The report and financial statements for year ending April 30 2003 show Interlink Premier Network turned a pretax loss of £210,086 in 2002 into a pre-tax profit of £401,375, less than a year before going into liquidation on March 19 2004.

The report filed at Companies House also discloses that despite heading into financial difficulty, dividends on shares in the IFA network rose from £30,993 to £114,619 between 2002 and 2003. It shows that Interlink directors Roy and Ian Tomkinson were also shareholders of a software development company, Linden House Solutions, listed at the same Cardiff address as the network.

The April 2003 report stated that Interlink was owed a total of £56,764 by Linden House Solutions as a result of cash advances and that Roy Tomkinson had sold software to a value of £600,000 to Interlink.

Tomkinson says: “There are several reasons for going into administration including PI and other costs. Grant Thornton, our receiver, will be issuing a statement.”

He will not say what the next step will be or whether Interlink would be sold, saying he has never been in this situation before and it is being handled by Grant Thornton.

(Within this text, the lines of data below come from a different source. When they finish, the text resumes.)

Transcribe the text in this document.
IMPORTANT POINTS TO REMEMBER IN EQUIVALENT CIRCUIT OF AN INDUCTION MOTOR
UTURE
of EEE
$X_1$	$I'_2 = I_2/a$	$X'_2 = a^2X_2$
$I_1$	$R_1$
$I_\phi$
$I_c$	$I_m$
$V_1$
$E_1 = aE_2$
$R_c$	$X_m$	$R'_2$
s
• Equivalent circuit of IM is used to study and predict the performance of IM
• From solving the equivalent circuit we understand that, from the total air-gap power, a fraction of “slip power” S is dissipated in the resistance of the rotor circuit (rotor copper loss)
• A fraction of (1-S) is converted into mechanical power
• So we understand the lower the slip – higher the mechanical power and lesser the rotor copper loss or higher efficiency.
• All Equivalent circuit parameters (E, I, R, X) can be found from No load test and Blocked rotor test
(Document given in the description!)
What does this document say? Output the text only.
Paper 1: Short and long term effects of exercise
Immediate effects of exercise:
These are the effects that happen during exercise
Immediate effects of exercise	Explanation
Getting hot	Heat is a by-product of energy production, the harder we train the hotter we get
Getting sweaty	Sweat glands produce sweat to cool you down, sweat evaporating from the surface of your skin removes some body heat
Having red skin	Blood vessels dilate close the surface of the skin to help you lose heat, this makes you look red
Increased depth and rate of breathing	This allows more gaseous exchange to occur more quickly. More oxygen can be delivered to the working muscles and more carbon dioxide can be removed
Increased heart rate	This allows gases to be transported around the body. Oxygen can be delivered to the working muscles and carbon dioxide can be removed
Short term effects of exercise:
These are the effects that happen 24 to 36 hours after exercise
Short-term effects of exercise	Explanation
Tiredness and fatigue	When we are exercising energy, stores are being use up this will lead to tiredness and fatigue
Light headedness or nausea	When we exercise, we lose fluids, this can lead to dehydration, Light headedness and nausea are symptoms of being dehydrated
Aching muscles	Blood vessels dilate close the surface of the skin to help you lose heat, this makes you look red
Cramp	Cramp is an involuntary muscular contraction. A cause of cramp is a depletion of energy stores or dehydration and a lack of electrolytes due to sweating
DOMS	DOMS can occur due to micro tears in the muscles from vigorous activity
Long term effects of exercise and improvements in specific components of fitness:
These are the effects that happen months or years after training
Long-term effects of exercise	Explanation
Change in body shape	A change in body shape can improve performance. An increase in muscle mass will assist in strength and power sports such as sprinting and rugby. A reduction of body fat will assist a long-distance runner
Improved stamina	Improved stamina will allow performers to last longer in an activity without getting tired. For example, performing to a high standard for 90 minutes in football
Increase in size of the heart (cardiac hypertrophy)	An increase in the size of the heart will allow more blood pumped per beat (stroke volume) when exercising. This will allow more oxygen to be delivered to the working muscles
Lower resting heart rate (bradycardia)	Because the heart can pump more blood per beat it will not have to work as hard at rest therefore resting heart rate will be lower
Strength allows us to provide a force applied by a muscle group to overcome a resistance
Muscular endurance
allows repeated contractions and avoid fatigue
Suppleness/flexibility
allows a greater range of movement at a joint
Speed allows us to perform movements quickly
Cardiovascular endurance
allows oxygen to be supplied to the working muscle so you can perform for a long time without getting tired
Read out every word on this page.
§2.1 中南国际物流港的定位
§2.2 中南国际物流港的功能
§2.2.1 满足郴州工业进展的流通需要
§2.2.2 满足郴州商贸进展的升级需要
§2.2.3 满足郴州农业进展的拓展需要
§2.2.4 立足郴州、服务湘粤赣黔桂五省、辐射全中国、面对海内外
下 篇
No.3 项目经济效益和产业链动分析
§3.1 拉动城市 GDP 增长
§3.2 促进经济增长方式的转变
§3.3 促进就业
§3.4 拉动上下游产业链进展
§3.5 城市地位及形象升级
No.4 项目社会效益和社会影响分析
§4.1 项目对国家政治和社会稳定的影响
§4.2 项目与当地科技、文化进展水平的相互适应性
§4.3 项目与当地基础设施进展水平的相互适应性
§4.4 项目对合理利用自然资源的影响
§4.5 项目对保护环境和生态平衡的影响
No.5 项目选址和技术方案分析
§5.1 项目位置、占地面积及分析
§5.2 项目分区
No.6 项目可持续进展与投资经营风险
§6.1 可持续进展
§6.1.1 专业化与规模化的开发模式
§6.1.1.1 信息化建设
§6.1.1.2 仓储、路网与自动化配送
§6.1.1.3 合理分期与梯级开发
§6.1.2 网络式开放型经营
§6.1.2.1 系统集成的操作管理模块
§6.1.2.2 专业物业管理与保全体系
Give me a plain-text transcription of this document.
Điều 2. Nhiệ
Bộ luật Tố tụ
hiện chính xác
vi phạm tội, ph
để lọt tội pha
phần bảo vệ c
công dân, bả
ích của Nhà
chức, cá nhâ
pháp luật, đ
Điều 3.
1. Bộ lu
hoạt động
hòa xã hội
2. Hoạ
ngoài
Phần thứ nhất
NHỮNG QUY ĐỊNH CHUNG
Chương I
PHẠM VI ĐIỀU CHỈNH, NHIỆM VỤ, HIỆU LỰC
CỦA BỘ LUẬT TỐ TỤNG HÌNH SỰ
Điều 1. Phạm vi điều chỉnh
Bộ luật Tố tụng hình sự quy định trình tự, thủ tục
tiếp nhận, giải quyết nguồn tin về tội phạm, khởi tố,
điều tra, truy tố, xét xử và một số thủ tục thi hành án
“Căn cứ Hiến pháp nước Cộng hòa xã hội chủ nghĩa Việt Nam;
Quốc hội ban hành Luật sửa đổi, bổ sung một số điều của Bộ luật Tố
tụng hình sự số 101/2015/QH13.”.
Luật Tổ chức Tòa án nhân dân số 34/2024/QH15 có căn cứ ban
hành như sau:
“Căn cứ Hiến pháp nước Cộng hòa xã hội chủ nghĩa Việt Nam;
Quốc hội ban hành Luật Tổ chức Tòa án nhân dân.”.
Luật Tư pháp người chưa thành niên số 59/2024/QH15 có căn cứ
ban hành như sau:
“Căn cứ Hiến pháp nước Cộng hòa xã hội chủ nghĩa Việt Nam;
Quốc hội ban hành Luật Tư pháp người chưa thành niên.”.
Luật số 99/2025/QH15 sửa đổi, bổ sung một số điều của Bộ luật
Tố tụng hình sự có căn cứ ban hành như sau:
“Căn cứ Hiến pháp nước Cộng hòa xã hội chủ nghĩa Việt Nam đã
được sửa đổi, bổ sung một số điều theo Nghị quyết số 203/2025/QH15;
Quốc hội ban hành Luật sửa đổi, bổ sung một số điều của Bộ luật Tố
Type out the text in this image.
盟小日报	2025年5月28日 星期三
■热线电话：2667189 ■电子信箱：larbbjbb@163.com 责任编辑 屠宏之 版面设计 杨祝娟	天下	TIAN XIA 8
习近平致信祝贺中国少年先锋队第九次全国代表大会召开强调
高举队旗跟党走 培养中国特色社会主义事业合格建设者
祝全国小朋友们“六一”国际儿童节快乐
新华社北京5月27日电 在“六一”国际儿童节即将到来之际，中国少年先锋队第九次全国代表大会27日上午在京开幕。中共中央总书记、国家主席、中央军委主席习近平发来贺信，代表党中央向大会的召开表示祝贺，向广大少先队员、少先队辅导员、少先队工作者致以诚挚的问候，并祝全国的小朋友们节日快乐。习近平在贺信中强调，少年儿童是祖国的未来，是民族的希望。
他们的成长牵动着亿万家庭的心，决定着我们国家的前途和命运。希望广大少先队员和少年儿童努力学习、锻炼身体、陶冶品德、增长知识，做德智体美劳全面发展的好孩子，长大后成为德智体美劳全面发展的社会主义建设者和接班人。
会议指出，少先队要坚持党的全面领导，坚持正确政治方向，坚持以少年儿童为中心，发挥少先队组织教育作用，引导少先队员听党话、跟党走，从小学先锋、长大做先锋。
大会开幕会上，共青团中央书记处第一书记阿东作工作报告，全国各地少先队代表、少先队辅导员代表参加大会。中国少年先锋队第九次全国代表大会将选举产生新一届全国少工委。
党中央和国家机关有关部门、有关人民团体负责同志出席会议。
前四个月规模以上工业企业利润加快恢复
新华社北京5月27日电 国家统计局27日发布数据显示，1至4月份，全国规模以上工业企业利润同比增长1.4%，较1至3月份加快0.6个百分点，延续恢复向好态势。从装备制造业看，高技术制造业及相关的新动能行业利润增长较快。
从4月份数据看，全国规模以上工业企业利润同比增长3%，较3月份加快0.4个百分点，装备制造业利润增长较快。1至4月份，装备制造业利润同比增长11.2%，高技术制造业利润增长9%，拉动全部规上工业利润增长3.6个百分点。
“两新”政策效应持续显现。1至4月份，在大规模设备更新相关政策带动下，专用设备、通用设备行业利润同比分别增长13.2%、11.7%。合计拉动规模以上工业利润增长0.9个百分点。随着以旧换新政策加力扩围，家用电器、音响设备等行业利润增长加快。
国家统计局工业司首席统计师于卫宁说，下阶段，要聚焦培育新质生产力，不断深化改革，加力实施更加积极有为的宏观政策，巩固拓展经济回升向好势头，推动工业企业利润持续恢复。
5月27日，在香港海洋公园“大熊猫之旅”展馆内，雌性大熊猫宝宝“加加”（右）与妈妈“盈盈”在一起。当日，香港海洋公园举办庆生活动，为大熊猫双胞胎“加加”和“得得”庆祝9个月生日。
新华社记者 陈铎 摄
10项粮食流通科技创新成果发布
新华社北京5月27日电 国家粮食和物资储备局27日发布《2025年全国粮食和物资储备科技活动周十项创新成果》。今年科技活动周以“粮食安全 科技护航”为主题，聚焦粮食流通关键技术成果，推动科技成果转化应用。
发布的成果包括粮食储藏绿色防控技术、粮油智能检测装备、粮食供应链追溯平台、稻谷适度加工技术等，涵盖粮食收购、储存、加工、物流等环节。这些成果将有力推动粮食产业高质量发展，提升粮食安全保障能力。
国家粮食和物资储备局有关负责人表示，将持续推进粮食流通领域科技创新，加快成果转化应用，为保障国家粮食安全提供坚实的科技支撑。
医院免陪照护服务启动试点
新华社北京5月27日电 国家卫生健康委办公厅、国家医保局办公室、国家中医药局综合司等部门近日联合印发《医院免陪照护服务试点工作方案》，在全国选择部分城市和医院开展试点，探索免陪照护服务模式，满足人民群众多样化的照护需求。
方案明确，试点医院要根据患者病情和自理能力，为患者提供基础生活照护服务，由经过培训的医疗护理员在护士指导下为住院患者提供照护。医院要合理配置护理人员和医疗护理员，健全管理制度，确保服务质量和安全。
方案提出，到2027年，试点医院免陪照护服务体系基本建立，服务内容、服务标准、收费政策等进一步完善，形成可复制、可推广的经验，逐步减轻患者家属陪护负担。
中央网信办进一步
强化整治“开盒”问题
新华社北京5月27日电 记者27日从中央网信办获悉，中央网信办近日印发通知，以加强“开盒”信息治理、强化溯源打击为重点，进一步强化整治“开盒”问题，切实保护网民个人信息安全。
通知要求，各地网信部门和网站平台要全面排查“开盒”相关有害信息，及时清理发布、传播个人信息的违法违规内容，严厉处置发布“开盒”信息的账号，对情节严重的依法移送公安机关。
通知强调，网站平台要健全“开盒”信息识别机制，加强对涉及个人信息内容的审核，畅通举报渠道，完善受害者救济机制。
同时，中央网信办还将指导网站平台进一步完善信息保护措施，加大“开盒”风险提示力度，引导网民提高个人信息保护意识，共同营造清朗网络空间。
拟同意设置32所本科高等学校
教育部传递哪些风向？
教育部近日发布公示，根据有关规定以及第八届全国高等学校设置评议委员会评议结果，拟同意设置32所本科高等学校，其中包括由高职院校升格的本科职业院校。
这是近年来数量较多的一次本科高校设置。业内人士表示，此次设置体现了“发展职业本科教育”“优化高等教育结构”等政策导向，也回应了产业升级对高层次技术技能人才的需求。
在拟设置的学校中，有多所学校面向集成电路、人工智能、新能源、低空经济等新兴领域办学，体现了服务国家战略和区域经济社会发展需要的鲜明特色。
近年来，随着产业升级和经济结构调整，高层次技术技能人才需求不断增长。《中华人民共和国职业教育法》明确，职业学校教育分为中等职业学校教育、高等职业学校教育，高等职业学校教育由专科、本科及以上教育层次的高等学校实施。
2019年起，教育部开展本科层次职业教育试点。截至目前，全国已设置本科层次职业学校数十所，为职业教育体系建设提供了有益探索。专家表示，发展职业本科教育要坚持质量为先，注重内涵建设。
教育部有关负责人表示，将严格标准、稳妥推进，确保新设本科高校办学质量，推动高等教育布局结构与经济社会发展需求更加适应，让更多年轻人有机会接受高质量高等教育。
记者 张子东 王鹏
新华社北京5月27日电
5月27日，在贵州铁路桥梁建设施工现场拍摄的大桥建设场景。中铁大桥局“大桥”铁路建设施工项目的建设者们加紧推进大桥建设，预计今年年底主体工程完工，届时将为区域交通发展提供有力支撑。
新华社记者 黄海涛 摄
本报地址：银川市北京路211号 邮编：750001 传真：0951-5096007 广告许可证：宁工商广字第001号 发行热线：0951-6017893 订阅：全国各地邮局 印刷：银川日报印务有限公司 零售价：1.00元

He adds that he thinks some commission payments are still outstanding to members but will not confirm figures.

The situation at Interlink is being seen by many in the mortgage market as a warning to smaller networks which may not have the capital adequacy to deliver what they have promised to members over the longer term.

Interlink had around 200 members but never got involved in the mortgage market, sticking to recruiting IFAs exclusively.